For more information, call (602) 271-4500.
Tennessee
Mental health services
available through the Childhelp Children's Advocacy Center of
Knox County include assessment, crisis counseling, and follow-up
counseling for child abuse victims and their non-offending
family members.
Virginia
Out-patient child abuse
counseling services for victims of abuse and non-offending
family members are available at the Childhelp Children's Center
of Virginia, provided by on-site staff from Child Protective
Services and County Mental Health Services.
Childhelp Virginia also provides out-patient counseling to
graduates of its residential treatment programs who reside in
Childhelp Virginia foster care homes.
Good Touch/Bad Touch
Childhelp® is proud to
announce their new prevention program,
Good-Touch/Bad-Touch®
(GTBT)! GTBT is a nation-wide, research-based curriculum for
children in Pre-K through 6th grades. On-going revisions keep it up
to date and relevant. GTBT is also educator training, available
throughout the year.
Based on respect for self
and others, GTBT has published research in Behavior Therapy, which
validates it as effective prevention by researchers from a major
university. This research has been replicated twice with the same
positive results. Therefore, those who use GTBT can be more
confident in its effectiveness as compared to other programs which
have not been rigorously evaluated and/or which do not have
published results.
Educators throughout the
U.S. have called GTBT the “best training they have received.”
Others recognize GTBT as “skills for life” training for the
children. Over 5500 educators have been certified as facilitators.
GTBT is currently being used in all 50 states and 5 foreign
countries.
Childhelp's Art Therapy
Program
Art and/or drawings
themselves were the earliest form of communication between humans.

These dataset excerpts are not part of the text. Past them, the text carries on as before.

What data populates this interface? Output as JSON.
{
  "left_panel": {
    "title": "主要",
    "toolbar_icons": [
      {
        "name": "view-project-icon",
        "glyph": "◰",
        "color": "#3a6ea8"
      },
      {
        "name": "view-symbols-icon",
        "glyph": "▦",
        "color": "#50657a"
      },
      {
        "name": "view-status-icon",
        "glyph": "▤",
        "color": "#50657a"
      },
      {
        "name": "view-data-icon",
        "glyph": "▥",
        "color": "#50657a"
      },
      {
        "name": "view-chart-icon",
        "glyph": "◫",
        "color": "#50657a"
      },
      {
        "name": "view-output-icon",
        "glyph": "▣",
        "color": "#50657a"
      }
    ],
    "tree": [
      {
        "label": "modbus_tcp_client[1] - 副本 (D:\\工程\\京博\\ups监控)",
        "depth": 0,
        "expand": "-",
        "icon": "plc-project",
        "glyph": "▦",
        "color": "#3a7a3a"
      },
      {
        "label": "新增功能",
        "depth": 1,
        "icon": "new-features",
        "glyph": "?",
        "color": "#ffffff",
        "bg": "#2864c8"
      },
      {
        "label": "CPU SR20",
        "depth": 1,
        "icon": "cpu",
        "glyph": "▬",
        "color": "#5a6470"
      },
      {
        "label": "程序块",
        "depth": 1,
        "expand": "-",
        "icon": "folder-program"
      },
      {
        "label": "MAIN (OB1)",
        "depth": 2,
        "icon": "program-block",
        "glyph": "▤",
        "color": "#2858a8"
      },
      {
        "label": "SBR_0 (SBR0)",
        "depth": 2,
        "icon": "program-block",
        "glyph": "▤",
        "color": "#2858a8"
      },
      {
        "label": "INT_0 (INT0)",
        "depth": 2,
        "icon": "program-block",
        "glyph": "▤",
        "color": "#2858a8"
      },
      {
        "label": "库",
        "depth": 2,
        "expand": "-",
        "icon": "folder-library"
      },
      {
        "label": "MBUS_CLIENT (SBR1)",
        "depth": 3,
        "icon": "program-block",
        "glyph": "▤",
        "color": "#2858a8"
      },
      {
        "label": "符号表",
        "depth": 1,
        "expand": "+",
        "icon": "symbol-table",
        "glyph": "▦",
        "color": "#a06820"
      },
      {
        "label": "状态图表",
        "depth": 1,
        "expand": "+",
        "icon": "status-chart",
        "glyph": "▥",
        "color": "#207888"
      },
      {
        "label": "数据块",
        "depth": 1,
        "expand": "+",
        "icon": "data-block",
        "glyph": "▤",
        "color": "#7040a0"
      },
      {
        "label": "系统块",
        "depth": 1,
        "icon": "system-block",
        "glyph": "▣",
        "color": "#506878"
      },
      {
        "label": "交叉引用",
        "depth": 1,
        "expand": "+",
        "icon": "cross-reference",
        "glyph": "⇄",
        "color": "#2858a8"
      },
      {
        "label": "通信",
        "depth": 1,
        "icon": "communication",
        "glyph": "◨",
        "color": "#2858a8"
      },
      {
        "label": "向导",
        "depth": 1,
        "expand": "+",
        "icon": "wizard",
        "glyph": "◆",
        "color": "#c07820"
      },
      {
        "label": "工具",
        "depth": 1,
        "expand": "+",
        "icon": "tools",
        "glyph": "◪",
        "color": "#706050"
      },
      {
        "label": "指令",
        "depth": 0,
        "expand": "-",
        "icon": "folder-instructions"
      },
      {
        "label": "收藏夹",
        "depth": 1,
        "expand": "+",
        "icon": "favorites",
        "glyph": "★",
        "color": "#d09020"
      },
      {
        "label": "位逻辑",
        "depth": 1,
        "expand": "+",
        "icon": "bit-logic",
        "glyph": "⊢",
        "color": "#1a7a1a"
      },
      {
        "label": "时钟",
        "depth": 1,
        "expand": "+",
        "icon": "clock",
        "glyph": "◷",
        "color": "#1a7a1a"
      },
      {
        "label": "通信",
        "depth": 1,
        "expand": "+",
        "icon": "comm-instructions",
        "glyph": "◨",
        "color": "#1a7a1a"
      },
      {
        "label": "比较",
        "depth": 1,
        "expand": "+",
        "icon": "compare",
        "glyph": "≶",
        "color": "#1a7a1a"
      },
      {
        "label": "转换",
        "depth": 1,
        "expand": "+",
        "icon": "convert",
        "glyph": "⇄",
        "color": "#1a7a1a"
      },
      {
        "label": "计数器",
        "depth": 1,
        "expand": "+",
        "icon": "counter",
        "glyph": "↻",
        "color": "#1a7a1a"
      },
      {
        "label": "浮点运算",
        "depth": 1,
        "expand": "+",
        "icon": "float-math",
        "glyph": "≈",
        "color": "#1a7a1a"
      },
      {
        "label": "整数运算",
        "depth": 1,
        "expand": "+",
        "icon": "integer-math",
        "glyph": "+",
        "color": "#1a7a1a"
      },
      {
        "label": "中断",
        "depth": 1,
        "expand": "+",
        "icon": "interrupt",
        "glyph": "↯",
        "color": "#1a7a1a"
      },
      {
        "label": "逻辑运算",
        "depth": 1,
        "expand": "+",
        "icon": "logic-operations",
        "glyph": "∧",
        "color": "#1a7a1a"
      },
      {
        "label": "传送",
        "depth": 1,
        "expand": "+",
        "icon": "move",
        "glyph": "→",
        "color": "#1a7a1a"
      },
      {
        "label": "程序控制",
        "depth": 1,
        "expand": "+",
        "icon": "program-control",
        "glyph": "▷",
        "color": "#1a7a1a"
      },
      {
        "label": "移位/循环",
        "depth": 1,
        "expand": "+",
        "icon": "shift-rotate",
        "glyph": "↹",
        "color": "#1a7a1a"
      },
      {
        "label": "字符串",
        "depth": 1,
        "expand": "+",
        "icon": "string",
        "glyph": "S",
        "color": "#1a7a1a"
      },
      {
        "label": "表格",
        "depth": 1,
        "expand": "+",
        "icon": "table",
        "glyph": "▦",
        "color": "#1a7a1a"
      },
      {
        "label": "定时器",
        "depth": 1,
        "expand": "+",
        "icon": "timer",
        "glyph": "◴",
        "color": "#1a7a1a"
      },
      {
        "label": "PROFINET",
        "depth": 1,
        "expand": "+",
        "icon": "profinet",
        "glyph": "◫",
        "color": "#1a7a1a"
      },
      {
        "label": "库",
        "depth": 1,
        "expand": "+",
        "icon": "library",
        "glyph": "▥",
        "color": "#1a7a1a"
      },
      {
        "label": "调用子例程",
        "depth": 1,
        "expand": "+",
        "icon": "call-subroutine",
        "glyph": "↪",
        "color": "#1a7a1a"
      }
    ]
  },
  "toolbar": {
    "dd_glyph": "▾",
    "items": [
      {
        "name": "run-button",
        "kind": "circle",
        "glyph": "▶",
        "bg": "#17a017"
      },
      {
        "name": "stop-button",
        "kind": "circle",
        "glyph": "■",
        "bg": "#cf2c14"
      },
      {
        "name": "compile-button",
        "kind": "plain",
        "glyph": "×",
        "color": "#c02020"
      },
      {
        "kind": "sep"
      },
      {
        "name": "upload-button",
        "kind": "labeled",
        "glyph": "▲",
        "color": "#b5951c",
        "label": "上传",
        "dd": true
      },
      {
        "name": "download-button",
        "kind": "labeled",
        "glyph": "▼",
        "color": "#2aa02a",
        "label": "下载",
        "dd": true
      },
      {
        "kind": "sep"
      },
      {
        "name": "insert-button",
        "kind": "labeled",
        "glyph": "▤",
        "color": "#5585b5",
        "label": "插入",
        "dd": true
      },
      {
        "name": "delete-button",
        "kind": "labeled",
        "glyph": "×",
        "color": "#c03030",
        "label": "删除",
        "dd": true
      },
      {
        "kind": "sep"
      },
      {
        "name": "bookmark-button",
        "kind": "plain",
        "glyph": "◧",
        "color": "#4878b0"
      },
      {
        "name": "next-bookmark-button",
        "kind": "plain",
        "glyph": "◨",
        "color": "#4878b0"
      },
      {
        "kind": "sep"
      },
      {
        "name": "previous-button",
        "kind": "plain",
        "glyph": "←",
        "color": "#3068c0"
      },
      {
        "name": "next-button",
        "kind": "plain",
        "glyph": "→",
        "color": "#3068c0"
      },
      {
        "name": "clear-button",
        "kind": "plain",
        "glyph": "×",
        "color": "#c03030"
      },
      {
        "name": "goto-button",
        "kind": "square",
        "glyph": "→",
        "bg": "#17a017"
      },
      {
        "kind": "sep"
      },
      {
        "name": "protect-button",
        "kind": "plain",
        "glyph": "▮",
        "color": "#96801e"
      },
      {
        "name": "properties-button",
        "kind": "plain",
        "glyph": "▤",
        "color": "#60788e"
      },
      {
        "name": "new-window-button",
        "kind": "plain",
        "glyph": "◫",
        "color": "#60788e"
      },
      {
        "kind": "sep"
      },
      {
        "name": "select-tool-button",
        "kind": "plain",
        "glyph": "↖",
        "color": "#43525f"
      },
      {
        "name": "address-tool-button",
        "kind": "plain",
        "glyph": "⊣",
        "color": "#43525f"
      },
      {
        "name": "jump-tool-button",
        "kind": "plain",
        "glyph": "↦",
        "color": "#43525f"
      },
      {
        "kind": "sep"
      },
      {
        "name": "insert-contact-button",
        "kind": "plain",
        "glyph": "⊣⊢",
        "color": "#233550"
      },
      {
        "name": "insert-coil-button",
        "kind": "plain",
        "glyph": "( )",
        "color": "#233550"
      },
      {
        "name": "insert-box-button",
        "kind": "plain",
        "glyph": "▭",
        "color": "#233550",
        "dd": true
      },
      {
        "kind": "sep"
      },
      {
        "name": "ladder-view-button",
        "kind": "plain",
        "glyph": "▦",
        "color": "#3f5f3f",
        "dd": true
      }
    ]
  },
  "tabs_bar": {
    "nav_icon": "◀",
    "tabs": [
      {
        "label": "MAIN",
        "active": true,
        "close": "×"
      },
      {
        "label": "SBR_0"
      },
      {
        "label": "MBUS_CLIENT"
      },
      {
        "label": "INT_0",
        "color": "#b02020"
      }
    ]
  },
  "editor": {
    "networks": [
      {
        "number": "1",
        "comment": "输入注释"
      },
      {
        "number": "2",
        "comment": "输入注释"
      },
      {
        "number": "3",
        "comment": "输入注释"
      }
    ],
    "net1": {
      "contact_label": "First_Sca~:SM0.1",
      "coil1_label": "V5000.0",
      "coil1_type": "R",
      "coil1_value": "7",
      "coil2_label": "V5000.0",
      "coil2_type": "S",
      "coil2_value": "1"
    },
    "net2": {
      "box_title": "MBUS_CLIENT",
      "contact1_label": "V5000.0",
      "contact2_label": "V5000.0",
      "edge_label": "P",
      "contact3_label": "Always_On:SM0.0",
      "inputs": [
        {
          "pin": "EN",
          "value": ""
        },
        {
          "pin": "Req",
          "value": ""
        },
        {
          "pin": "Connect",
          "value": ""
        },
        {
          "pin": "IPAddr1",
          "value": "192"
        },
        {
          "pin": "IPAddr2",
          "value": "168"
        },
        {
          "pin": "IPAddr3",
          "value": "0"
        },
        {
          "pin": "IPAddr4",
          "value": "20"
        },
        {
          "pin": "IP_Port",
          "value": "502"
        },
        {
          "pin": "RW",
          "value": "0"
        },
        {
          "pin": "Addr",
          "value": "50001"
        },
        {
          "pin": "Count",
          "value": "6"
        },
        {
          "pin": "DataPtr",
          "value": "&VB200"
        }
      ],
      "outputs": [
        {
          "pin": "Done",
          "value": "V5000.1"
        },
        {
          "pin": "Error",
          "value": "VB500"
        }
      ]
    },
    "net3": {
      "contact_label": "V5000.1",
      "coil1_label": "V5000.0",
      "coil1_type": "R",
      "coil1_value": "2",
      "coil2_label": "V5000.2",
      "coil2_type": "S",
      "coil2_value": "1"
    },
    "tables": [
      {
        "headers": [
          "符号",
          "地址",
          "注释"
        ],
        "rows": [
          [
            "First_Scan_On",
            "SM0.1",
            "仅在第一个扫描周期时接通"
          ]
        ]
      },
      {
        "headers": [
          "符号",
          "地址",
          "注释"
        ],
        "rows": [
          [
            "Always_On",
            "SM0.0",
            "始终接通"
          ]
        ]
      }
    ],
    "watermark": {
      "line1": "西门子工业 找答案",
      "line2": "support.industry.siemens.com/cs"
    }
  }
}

Even during the most primal societies, picture representations of
life existed. Humans have used symbols for centuries to make sense
of the world they live in. Art therapy explores drawings by clients
in an effort to assist the client in making sense of there past and
present.
Art therapy as defined by
professionals “is a form of psychotherapy which uses the creation of
art or craft, to help release and explore the precise and personal
images and metaphors which lie at the foundation of the personality,
so that they can be explored and discussed within a therapeutic
relationship (see the British Association of Art Therapists).
Art therapy has evolved as
a therapeutic intervention with individuals in treatment since the
early 1970’s. Drawings are a vessel for individuals to express
their dreams, fears, pain and fantasies. One of the advantages of
art therapy is its ability to bypass verbal defenses developed over
a life span. Another important advantage of art therapy is it
requires little verbal communication. This makes it particularly
useful with children, who do either do not have proficient verbal
skills or have been penalized in some way for talking about their
lives. Art therapy also works well with children who are savvy
and/or long term foster care clients with built up defense
mechanisms and dense emotional walls.
Art therapy
begins with an assessment phase. The assessment phase gives
critical information about the child’s history and their perception
of their world. Art therapy can also be used with individuals,
families or groups. This makes art therapy extremely
universal. Drawings during therapy can give indications on
what areas the client has made progress in and what areas they still
need to improve upon. Drawings at termination can give a clear
picture of the overall progress the client has made during treatment
for the benefit of client and those who care for them.